Jumping forward to the point where my son wanted a Facebook account, I considered that I was quite savvy in the world of social media. WRONG! This is the point where I became more wary of social media. Whilst any social interaction for a child with autism is seen as a step forward the pitfalls are so exaggerated. Bullying is more rife than in the real world as people are somehow braver (or more stupid?) sitting behind a keypad, keyboard or touch screen. It reinforces my instinctive belief that you  have to be a part of your child’s online activity. I have deleted content, blocked and reported (to the police at one point) a great deal of vile content from his Facebook. It’s very clear that many parents do not have a clue what their children are up to on social media. Yet it remains a valuable means of communication for any teenager in this world today.

My relationship with Facebook is love/hate. I love seeing updates from friends (real friends), I enjoy feeling that we are still ‘connected’. I hate a great deal of the ridiculous stories that get shared about on this forum and I mostly hate that children are not monitored in their online activities.

So what about Twitter?

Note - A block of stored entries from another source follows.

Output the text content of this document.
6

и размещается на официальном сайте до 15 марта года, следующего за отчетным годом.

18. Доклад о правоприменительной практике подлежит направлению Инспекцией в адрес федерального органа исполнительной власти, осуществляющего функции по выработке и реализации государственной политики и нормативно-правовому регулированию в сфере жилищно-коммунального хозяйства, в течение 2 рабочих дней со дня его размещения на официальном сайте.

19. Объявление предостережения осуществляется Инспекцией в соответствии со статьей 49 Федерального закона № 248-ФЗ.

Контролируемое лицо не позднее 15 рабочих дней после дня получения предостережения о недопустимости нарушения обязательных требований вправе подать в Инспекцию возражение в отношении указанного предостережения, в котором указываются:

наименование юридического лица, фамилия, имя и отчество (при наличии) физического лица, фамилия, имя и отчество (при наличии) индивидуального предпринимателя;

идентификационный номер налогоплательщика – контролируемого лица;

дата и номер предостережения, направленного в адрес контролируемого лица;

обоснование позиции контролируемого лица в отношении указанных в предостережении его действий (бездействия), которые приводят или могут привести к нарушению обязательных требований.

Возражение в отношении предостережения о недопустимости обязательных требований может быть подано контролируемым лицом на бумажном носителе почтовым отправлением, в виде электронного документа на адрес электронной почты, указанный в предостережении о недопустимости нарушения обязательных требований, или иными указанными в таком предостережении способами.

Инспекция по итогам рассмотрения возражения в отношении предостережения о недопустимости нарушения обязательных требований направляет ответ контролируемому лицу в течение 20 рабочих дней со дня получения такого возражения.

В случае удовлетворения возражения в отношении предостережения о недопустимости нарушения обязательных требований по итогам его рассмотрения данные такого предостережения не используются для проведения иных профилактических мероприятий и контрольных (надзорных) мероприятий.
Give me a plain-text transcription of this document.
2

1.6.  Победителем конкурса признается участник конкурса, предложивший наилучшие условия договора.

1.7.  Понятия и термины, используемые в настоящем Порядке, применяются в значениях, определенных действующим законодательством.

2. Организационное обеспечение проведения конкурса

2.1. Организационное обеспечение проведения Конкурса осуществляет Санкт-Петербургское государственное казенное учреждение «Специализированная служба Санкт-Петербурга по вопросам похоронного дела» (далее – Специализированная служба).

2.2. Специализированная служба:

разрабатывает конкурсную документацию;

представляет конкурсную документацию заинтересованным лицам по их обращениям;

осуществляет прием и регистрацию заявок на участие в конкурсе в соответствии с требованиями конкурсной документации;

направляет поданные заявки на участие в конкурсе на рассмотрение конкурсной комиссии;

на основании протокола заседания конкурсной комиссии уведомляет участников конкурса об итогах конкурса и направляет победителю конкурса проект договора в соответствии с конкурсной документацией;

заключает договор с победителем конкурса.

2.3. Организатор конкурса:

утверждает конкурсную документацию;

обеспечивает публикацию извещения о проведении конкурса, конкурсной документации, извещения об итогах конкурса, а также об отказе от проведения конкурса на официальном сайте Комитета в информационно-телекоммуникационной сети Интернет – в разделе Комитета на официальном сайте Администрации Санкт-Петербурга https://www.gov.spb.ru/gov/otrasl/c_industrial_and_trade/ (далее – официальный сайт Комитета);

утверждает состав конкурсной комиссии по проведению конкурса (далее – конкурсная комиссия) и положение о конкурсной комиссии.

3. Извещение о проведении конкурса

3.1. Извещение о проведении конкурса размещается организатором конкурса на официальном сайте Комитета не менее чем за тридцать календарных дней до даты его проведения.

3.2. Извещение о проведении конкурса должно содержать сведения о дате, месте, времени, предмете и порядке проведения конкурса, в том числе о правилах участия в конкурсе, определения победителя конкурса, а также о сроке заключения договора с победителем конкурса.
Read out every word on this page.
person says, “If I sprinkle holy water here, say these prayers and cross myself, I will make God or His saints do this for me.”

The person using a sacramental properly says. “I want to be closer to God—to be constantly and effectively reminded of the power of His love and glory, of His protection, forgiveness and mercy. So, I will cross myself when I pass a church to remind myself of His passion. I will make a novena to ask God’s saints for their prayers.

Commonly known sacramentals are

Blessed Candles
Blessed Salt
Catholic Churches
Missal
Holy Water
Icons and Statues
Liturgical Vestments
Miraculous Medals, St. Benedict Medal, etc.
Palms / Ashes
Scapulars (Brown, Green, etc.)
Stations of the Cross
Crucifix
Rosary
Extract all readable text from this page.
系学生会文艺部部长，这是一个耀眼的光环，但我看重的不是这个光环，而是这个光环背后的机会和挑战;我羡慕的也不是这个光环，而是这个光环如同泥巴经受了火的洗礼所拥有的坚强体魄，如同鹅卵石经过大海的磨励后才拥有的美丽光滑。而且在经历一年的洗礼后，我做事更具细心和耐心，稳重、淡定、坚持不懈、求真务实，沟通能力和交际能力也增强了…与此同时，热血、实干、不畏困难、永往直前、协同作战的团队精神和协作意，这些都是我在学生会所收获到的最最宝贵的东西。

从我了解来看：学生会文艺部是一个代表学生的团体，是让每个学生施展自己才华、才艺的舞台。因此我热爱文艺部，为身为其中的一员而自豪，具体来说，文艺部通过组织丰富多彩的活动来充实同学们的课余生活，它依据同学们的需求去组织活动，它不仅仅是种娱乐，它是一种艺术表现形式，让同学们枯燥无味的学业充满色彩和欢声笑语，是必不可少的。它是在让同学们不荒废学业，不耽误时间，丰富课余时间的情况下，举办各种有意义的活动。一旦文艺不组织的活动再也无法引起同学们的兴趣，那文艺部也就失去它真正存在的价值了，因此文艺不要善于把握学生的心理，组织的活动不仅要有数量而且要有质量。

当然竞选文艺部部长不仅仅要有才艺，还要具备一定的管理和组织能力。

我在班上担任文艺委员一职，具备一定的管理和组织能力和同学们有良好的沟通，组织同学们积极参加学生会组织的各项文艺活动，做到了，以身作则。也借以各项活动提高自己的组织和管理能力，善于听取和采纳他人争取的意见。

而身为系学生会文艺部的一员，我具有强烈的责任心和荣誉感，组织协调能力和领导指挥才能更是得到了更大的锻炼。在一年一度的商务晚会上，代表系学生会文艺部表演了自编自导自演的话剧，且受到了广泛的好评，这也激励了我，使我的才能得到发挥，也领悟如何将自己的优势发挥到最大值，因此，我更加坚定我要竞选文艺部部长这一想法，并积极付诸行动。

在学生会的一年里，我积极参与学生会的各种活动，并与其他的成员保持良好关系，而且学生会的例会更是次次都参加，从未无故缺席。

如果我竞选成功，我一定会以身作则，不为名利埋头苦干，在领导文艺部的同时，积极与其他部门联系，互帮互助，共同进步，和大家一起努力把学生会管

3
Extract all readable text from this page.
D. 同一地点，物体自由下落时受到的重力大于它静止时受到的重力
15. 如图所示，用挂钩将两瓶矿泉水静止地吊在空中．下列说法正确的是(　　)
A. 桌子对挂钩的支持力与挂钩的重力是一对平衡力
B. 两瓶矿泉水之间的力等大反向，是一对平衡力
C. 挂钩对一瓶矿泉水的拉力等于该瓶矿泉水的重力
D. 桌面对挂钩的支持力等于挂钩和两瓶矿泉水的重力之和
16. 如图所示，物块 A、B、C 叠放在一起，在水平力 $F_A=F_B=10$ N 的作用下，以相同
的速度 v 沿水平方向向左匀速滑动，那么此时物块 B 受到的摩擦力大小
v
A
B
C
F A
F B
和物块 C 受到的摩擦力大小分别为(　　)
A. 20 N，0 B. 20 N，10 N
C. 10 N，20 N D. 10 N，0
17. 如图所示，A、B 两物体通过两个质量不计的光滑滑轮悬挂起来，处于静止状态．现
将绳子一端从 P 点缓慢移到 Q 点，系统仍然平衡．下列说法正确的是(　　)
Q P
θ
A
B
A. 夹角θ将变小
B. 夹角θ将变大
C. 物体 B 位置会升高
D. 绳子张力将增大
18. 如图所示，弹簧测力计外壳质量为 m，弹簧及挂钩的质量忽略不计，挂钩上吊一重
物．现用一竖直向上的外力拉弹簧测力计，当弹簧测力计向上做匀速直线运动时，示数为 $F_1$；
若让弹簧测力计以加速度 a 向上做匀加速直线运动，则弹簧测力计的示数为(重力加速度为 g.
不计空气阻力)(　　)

I find myself with a relatively new Twitter account mostly because said daughter has fallen out with Facebook and defected to Twitter, she has also moved away from home and it’s a nice way to touch base with her daily life and occasional rants. More than that though, I have found that I am in a odd place myself.

My long term relationship seems to have ended, my children are older and I am craving the company of like minded people. I know that I need to ‘get back out there’ but I am not really ready YET. At the moment  I am enjoying ‘meeting’ new people on Twitter. Sharing parts of my life that I have, until now, kept really private and finding out that my story, not just my social media story, resonates with others. I feel safer sharing some of my experiences with people who otherwise don’t know me but I also value the human interaction that has been missing in my life.

I am being myself and being totally up front and honest about who I am, with a view to learning that despite some challenges along the way, I know that I need to steer my story nearer to where I would like it to be.